Your advisor has a plan for where your money goes, how it's protected, and who it passes to.

But has anyone made a plan for the story behind it? The story of you?

A piece in The Globe and Mail by Gary A Teelucksingh this week made an argument I haven't been able to stop thinking about. The case: advisors are so focused on attracting the next generation of heirs that they're missing the moment already unfolding in their own book of business. A Gen X client, sandwiched between aging parents and their own financial future. Watching time pass. Hoping someone asks the right question before it's too late.

The advisors who show up for that moment, fully, don't just retain the relationship. They change it.

What most estate planning misses

The checklist advisor asks: where do the assets go?

The advisor who truly gets it asks: who built them, and has anyone thought to capture that?

It's a different kind of question. And it opens something most estate planning never touches, because families don't just need to know where the money goes. They need to feel like the people who built it were truly known. Their values. Their reasoning. The stories that explain the decisions.

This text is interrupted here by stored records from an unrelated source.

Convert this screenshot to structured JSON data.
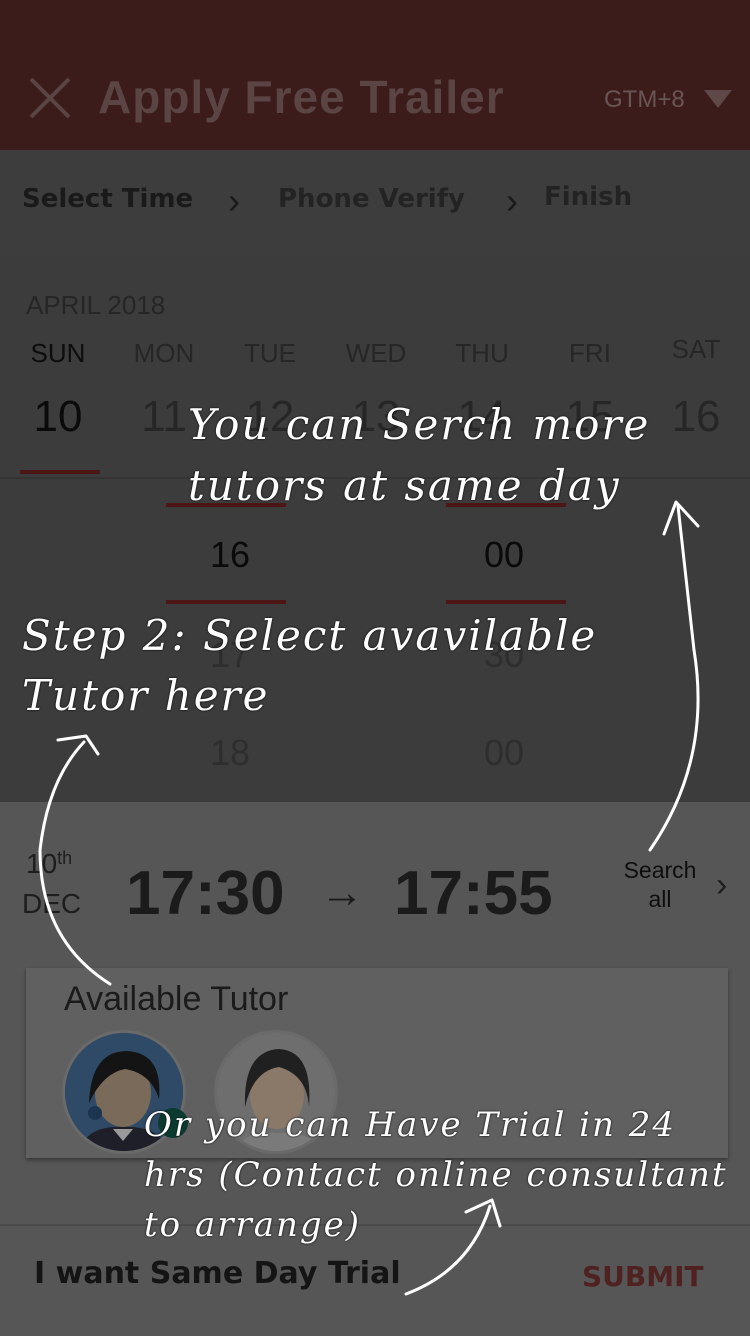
{
  "header": {
    "title": "Apply Free Trailer",
    "timezone": "GTM+8",
    "close_icon": "close-icon",
    "accent": "#3c1b1b"
  },
  "steps": [
    {
      "label": "Select Time"
    },
    {
      "label": "Phone Verify"
    },
    {
      "label": "Finish"
    }
  ],
  "calendar": {
    "month": "APRIL 2018",
    "weekdays": [
      "SUN",
      "MON",
      "TUE",
      "WED",
      "THU",
      "FRI",
      "SAT"
    ],
    "dates": [
      "10",
      "11",
      "12",
      "13",
      "14",
      "15",
      "16"
    ],
    "selected_index": 0
  },
  "time_picker": {
    "hours": [
      "16",
      "17",
      "18"
    ],
    "minutes": [
      "00",
      "30",
      "00"
    ]
  },
  "selection": {
    "day": "10",
    "day_suffix": "th",
    "month": "DEC",
    "start": "17:30",
    "end": "17:55",
    "search_all": "Search all"
  },
  "tutors": {
    "title": "Available Tutor",
    "items": [
      {
        "avatar": "tutor-avatar-1"
      },
      {
        "avatar": "tutor-avatar-2"
      }
    ]
  },
  "bottom": {
    "same_day": "I want Same Day Trial",
    "submit": "SUBMIT"
  },
  "annotations": {
    "search_more": "You can Serch more tutors at same day",
    "step2": "Step 2: Select avavilable Tutor here",
    "trial24": "Or you can Have Trial in 24 hrs (Contact online consultant to arrange)"
  }
}
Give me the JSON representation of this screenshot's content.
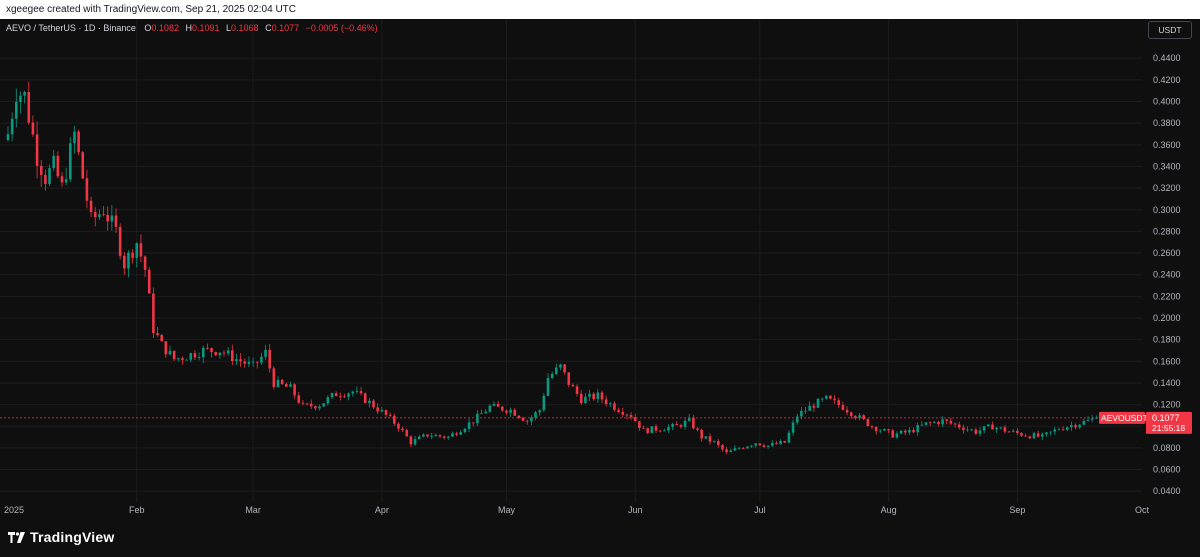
{
  "header": {
    "attribution": "xgeegee created with TradingView.com, Sep 21, 2025 02:04 UTC"
  },
  "legend": {
    "symbol": "AEVO / TetherUS · 1D · Binance",
    "open_label": "O",
    "open": "0.1082",
    "high_label": "H",
    "high": "0.1091",
    "low_label": "L",
    "low": "0.1068",
    "close_label": "C",
    "close": "0.1077",
    "change": "−0.0005 (−0.46%)"
  },
  "unit_badge": "USDT",
  "price_tag": {
    "symbol": "AEVOUSDT",
    "price": "0.1077",
    "countdown": "21:55:18"
  },
  "brand": {
    "name": "TradingView"
  },
  "colors": {
    "up": "#089981",
    "down": "#f23645",
    "background": "#0f0f0f",
    "grid": "#1c1c1f"
  },
  "chart_data": {
    "type": "candlestick",
    "y_axis": {
      "min": 0.03,
      "max": 0.455,
      "ticks": [
        "0.4400",
        "0.4200",
        "0.4000",
        "0.3800",
        "0.3600",
        "0.3400",
        "0.3200",
        "0.3000",
        "0.2800",
        "0.2600",
        "0.2400",
        "0.2200",
        "0.2000",
        "0.1800",
        "0.1600",
        "0.1400",
        "0.1200",
        "0.1000",
        "0.0800",
        "0.0600",
        "0.0400"
      ],
      "position": "right"
    },
    "x_axis": {
      "start": "2025-01-01",
      "end": "2025-10-01",
      "ticks": [
        "2025",
        "Feb",
        "Mar",
        "Apr",
        "May",
        "Jun",
        "Jul",
        "Aug",
        "Sep",
        "Oct"
      ]
    },
    "current_price": 0.1077,
    "series_points": [
      [
        "2025-01-01",
        0.37
      ],
      [
        "2025-01-03",
        0.41
      ],
      [
        "2025-01-05",
        0.405
      ],
      [
        "2025-01-08",
        0.35
      ],
      [
        "2025-01-10",
        0.33
      ],
      [
        "2025-01-12",
        0.34
      ],
      [
        "2025-01-14",
        0.32
      ],
      [
        "2025-01-17",
        0.37
      ],
      [
        "2025-01-19",
        0.33
      ],
      [
        "2025-01-21",
        0.29
      ],
      [
        "2025-01-24",
        0.3
      ],
      [
        "2025-01-27",
        0.28
      ],
      [
        "2025-01-29",
        0.25
      ],
      [
        "2025-02-01",
        0.27
      ],
      [
        "2025-02-03",
        0.245
      ],
      [
        "2025-02-05",
        0.19
      ],
      [
        "2025-02-07",
        0.175
      ],
      [
        "2025-02-10",
        0.162
      ],
      [
        "2025-02-13",
        0.165
      ],
      [
        "2025-02-17",
        0.17
      ],
      [
        "2025-02-21",
        0.17
      ],
      [
        "2025-02-25",
        0.162
      ],
      [
        "2025-03-01",
        0.155
      ],
      [
        "2025-03-04",
        0.168
      ],
      [
        "2025-03-06",
        0.14
      ],
      [
        "2025-03-10",
        0.135
      ],
      [
        "2025-03-13",
        0.118
      ],
      [
        "2025-03-17",
        0.12
      ],
      [
        "2025-03-21",
        0.13
      ],
      [
        "2025-03-25",
        0.132
      ],
      [
        "2025-03-29",
        0.122
      ],
      [
        "2025-04-02",
        0.11
      ],
      [
        "2025-04-05",
        0.1
      ],
      [
        "2025-04-08",
        0.085
      ],
      [
        "2025-04-12",
        0.092
      ],
      [
        "2025-04-17",
        0.09
      ],
      [
        "2025-04-23",
        0.105
      ],
      [
        "2025-04-27",
        0.118
      ],
      [
        "2025-05-02",
        0.115
      ],
      [
        "2025-05-06",
        0.105
      ],
      [
        "2025-05-09",
        0.115
      ],
      [
        "2025-05-11",
        0.145
      ],
      [
        "2025-05-14",
        0.155
      ],
      [
        "2025-05-16",
        0.14
      ],
      [
        "2025-05-19",
        0.125
      ],
      [
        "2025-05-23",
        0.128
      ],
      [
        "2025-05-27",
        0.118
      ],
      [
        "2025-05-31",
        0.11
      ],
      [
        "2025-06-03",
        0.096
      ],
      [
        "2025-06-07",
        0.098
      ],
      [
        "2025-06-11",
        0.1
      ],
      [
        "2025-06-14",
        0.105
      ],
      [
        "2025-06-17",
        0.09
      ],
      [
        "2025-06-20",
        0.085
      ],
      [
        "2025-06-23",
        0.075
      ],
      [
        "2025-06-26",
        0.08
      ],
      [
        "2025-06-30",
        0.085
      ],
      [
        "2025-07-03",
        0.082
      ],
      [
        "2025-07-07",
        0.085
      ],
      [
        "2025-07-10",
        0.11
      ],
      [
        "2025-07-14",
        0.12
      ],
      [
        "2025-07-17",
        0.125
      ],
      [
        "2025-07-21",
        0.118
      ],
      [
        "2025-07-24",
        0.11
      ],
      [
        "2025-07-28",
        0.1
      ],
      [
        "2025-08-02",
        0.092
      ],
      [
        "2025-08-06",
        0.095
      ],
      [
        "2025-08-10",
        0.102
      ],
      [
        "2025-08-14",
        0.105
      ],
      [
        "2025-08-18",
        0.1
      ],
      [
        "2025-08-22",
        0.095
      ],
      [
        "2025-08-26",
        0.1
      ],
      [
        "2025-08-30",
        0.095
      ],
      [
        "2025-09-03",
        0.092
      ],
      [
        "2025-09-07",
        0.09
      ],
      [
        "2025-09-11",
        0.098
      ],
      [
        "2025-09-15",
        0.102
      ],
      [
        "2025-09-18",
        0.105
      ],
      [
        "2025-09-20",
        0.1077
      ]
    ]
  }
}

The things that don't fit in a will.

When a family moves through a wealth transition without that, when the assets arrive but the meaning doesn't, something is lost that can't be recovered. Not through documentation, not through financial planning, not through anything.

What it means to be known

When a family's story is captured, really captured, in someone's own voice, through a guided conversation rather than a questionnaire, it changes how they move through a transition.

Less conflict. More clarity. A sense that something meaningful was preserved, not just distributed.

The people who experience this don't describe it as a service. They describe it as something they almost didn't do, and can't imagine not having.

That's what LegacyNex was built for. We guide families through recorded interviews that become hardcover books and edited audio; not after the fact, not in reaction to a health scare, but while people are here and fully themselves. While there's still time to do it well.

The advisor who becomes part of the family story

The advisors who introduce this kind of conversation into their practice aren't adding a product to a shelf. They're expanding what it means to advise.

When an advisor says, before we talk about where the assets go, has anyone captured who built them and why, that's a different kind of relationship. It's one that doesn't end when the assets transfer. It deepens.

The next generation doesn't interview that advisor. They already feel like family.

And that, increasingly, is the advisor who stays.